Message par Bluepoppy » 21 mars 2017 01:05

Oui j'ai discuté avec plusieurs personnes qui m'ont dit avoir un ressenti trans, mais ne pas vouloir transitionner (pas même socialement) parce que c'est trop difficile pour elles. Et ce malgré un ressenti continu et probablement plus précoce que le mien. Au final, elles se satisfont d'une identité féminine parce que leurs relations sociales leur conviennent en l'état et parce qu'elles ne pensent pas que transitionner vaille le coup pour elles, ne pouvant pas de toute façon correspondre à l'idéal qu'elles ont.

J'ai aussi eu le cas d'une amie qui a trouvé beaucoup de similitude entre mes expériences et les siennes et a été en questionnement quelque temps, pour réaliser finalement qu'elle se sentait limitée dans son expression de genre par une famille sexiste, et qu'elle n'était pas trans, qu'elle avait juste besoin de pouvoir s'habiller/s'exprimer/choisir sa coupe de cheveux etc comme elle le souhaitait. (en gros être féminine à sa façon). Elle a été en questionnement quelques mois avant de s'affirmer de la sorte et je pense que cette introspection l'a dans tous les cas aidée à mieux se connaître et à s'assumer davantage. C'est pour ça que s'interroger sur le fait d'être trans n'est pas une mauvaise chose même si ça ne s'avère pas le cas, il ne faut pas prendre ça pour un engagement quelconque, et ce n'est pas une insulte aux personnes trans ou que sais-je.

On ne peut pas trouver de réponse simple parce qu'on aimerait bien pouvoir se rassurer et être sûr, d'autant que les doutes à ce niveau peuvent faire du dégat (on a beau être trans, on craint de ne pas être légitime, on souffre de manque de reconnaissance, pression sociale, etc). En plus ces fameux risques de se tromper sont exploités pour justifier un contrôle médical et psy de la transition, avec dans le pire des cas des psys qui jouent contre nous et cherchent à ce qu'on prouve qu'on est trans et qu'on mérite notre transition au lieu de nous aider à faire le point sur notre ressenti. Donc, ça serait bien si les cas d'erreur étaient purement leur invention.
Je me demande depuis un moment s'il y a eu des cas de personnes ayant fait une transition médicale qui ont collé un procès à des médecins suite à "une erreur de diagnostic", de par le monde, étant donné que c'est ce que tout le monde (côté médical) semble redouter en se lançant la balle de la responsabilité (qui retombe sur le psychiatre avec l'attestation).
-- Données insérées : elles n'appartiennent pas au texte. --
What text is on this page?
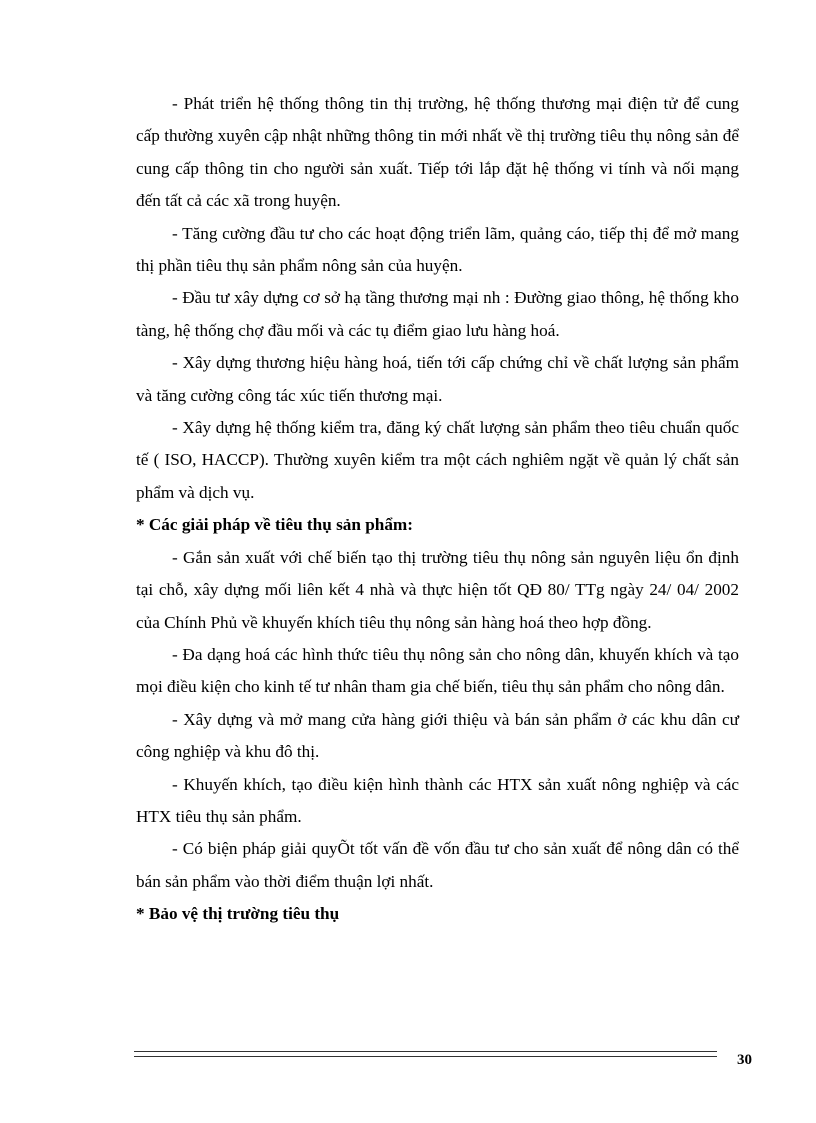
- Phát triển hệ thống thông tin thị trường, hệ thống thương mại điện tử để cung cấp thường xuyên cập nhật những thông tin mới nhất về thị trường tiêu thụ nông sản để cung cấp thông tin cho người sản xuất. Tiếp tới lắp đặt hệ thống vi tính và nối mạng đến tất cả các xã trong huyện.

- Tăng cường đầu tư cho các hoạt động triển lãm, quảng cáo, tiếp thị để mở mang thị phần tiêu thụ sản phẩm nông sản của huyện.

- Đầu tư xây dựng cơ sở hạ tầng thương mại nh : Đường giao thông, hệ thống kho tàng, hệ thống chợ đầu mối và các tụ điểm giao lưu hàng hoá.

- Xây dựng thương hiệu hàng hoá, tiến tới cấp chứng chỉ về chất lượng sản phẩm và tăng cường công tác xúc tiến thương mại.

- Xây dựng hệ thống kiểm tra, đăng ký chất lượng sản phẩm theo tiêu chuẩn quốc tế ( ISO, HACCP). Thường xuyên kiểm tra một cách nghiêm ngặt về quản lý chất sản phẩm và dịch vụ.

* Các giải pháp về tiêu thụ sản phẩm:

- Gắn sản xuất với chế biến tạo thị trường tiêu thụ nông sản nguyên liệu ổn định tại chỗ, xây dựng mối liên kết 4 nhà và thực hiện tốt QĐ 80/ TTg ngày 24/ 04/ 2002 của Chính Phủ về khuyến khích tiêu thụ nông sản hàng hoá theo hợp đồng.

- Đa dạng hoá các hình thức tiêu thụ nông sản cho nông dân, khuyến khích và tạo mọi điều kiện cho kinh tế tư nhân tham gia chế biến, tiêu thụ sản phẩm cho nông dân.

- Xây dựng và mở mang cửa hàng giới thiệu và bán sản phẩm ở các khu dân cư công nghiệp và khu đô thị.

- Khuyến khích, tạo điều kiện hình thành các HTX sản xuất nông nghiệp và các HTX tiêu thụ sản phẩm.

- Có biện pháp giải quyÕt tốt vấn đề vốn đầu tư cho sản xuất để nông dân có thể bán sản phẩm vào thời điểm thuận lợi nhất.

* Bảo vệ thị trường tiêu thụ

30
On a tendance à se dire que les gens n'affronteraient pas toutes ces difficultés sans être trans, et ça peut être vrai dans les cas où c'est une lubie passagère issue d'une vision immature du genre "être trans c'est cool et rebelle", mais s'il s'agit d'une réponse à un mal être réel qui a une autre cause, je ne sais pas, ça me parait plus délicat. C'est peut-être pour cette raison qu'il faut insister sur le fait que transitionner ne résoud pas soudainement les difficultés de personnalité qu'on peut avoir (dans mon cas, anxiété, trop d'introspection, manque de continuité). Personnellement j'ai expérimenté une sorte d'euphorie de début de transition qui peut être trompeuse, être heureux de bouger, agir, changer, c'est bien mais il faut prendre garde à ne pas changer pour changer juste parce qu'on n'aime pas ce qu'on est ou la position où on est (socialement, psychologiquement etc). Quand on se sent coincé, la transition peut apparaître comme une soudaine salvation, une chance de changer radicalement et échapper à soi-même.
Il faut cerner la base, ce qui est vraiment lié à notre genre, la façon dont on se perçoit, s'imagine, se reflète chez les autres et comment on réagit à ce reflet. Il y a des sentiments et des perceptions vraiment spécifiques au fait d'être transgenre à ce niveau, qu'est-ce qui sonne juste, sous quel genre nous est il possible de nous aimer, ça me semble important aussi. Pour ma part je ne pouvais pas exister à mes yeux au féminin ; on aurait dit une image cristallisée et rigide dans mon esprit.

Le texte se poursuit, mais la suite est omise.